Now that I've been a Red Room community member for a month and am feeling encouraged by the fact that a couple of poems I had posted have attracted anywhere from 4 to 16 views depending on the day and a couple of my blogs (on Texas Book Festival and also on Halloween) have generated 120 views twice this past weekend, I started looking for a writing community where I can be slightly bolder and post unfinished drafts for a peer review... and came across a few promising writer communities such as http://figment.com/ and http://www.scribophile.com/ with a karma point system that sounds neat: "To earn karma points, members submit thoughtful critiques for the work of others. Everyone has to earn karma points before they can post! This system ensures that every work you post gets awesome critiques from other talented writers."
Well, perhaps I can give it a try and see how it goes.

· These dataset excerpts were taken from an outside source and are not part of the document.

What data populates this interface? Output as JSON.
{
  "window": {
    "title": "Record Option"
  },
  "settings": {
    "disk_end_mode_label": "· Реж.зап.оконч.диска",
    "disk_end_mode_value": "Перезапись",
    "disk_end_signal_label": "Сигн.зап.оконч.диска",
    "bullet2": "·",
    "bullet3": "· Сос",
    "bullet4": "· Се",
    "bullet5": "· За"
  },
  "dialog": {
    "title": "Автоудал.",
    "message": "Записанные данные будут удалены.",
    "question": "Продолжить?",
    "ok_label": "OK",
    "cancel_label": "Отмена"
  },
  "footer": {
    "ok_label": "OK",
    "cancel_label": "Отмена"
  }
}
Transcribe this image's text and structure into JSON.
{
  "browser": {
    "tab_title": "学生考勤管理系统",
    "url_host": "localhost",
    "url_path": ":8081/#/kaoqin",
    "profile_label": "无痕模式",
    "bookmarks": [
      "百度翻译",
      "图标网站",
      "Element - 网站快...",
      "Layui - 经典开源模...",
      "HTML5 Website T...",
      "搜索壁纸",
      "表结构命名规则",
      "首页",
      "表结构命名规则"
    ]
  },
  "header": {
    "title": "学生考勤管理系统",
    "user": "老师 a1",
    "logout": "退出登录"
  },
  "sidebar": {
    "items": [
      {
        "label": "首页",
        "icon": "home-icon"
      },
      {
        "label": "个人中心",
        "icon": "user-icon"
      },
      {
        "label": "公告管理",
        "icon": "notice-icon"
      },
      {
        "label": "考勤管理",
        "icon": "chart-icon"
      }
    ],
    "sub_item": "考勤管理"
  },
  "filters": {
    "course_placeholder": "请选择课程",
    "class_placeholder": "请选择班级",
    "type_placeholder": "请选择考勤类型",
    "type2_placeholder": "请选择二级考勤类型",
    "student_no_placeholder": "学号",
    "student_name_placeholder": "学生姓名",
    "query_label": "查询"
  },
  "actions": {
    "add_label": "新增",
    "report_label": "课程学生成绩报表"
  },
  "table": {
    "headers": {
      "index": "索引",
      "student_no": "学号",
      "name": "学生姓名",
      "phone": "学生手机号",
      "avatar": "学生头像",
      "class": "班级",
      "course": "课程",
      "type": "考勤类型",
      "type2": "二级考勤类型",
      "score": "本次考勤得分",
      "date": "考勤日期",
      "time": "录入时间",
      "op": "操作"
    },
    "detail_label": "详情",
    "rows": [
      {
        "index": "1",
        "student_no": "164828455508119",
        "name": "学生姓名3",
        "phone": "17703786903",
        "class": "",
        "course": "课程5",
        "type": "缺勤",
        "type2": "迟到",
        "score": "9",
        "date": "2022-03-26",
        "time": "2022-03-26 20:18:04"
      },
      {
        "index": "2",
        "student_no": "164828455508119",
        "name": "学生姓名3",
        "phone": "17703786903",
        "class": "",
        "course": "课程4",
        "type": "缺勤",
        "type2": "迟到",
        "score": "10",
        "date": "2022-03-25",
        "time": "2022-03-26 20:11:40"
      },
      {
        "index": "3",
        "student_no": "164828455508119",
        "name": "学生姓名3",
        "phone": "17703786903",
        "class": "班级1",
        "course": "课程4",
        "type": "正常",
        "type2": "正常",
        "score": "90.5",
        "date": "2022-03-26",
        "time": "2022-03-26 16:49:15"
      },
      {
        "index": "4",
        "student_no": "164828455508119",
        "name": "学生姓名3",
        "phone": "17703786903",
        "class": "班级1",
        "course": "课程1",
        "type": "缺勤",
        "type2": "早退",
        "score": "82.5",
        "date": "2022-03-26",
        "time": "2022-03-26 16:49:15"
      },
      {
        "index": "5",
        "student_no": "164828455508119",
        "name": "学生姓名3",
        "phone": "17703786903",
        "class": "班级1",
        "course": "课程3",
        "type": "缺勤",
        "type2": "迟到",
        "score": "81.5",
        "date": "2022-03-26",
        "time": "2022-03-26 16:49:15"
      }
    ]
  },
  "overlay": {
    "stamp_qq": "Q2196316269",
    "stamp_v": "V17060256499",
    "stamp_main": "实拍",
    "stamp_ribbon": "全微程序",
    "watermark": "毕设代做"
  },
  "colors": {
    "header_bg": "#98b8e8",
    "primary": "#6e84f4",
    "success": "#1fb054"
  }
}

I can always remain active at Red Room by logging on daily and clicking on "latest blogs," "author blogs," and "member blogs" under Blogs and leaving a comment or two now and then so that I'm regularly contributing posts to this forum.
Anyway, in the spirit of the approaching Halloween, I started a "spooky" piece yesterday which begins like this:
"In the sleepy Cornish town of Penryn, the boy was getting ready to go trick-or-treating for the first time in Europe. Not that it was the town’s tradition, but his American mom and her English friends whom they were visiting for a few days had arranged for the neighbors living on the same street to wait, with candies ready, for the two boys to come around knocking on their doors that evening. The boys slipped the white bed sheets cut in half with three holes for eyes and mouth over their heads and, each clutching a white plastic bag, walked out the main door of the house and headed downhill, as ghosts, knocking on every door on both sides of the street. It was chilly outside but they didn’t mind for they had warm boots on and there were plenty of candies to go around. After half an hour, they were back at the house with their two stretched bags bulging with sweets and dumped out the contents on the floor straight away to count how many pieces of candy there were in all. Once tallied up, they could see that one boy had gotten a few more pieces than the other boy but they shared equally like best friends and even the mothers got some candies.
It was late. Everyone went to bed and turned out the lights. The boy was almost asleep when he heard the sound of horse hooves striking the pavement with precision akin to a quick rhythmical blow delivered by the hammers of a harpsichord. He jumped out of his bed and flung the upstairs bedroom window open to peer outside but the horse had already passed by and he could barely see it at the bottom of the hill about to turn the corner and disappear into the night. He thought he saw a rider but wasn’t sure. He closed the window, slipped under the covers, and closed his eyes. Then he heard the faint sound of a horse approaching again, its hooves striking the pavement with the practiced dexterity of a musician’s fingers used to playing the contrapuntal fugue. It was coming towards him, heading downhill. He jumped out of the bed and opened the window wide and this time he saw the horse pass right below him. It slowed down and bobbed its head once or twice as the rider looked up at him, beckoning with his gloved hand, but the boy remembered his mother telling him not to speak to strangers as there had been many reports of abduction of children worldwide in the recent years. He could not see the rider’s eyes which were hidden by the shadow cast on his face by the wide brim of his black wool felt hat. The boy shook his head, the rider tossed his hat up in the air and it landed on the boy’s head, but the boy pulled it off and tossed it back down towards the rider who caught it and put it back on his head. This seemed to satisfy the rider who smiled and rode off without a word."
No idea how good or bad it is, but I'm sure there is plenty of room for improvement. Maybe I can submit it to the scrutiny of a critique community when I've run out of ideas as to how to improve it.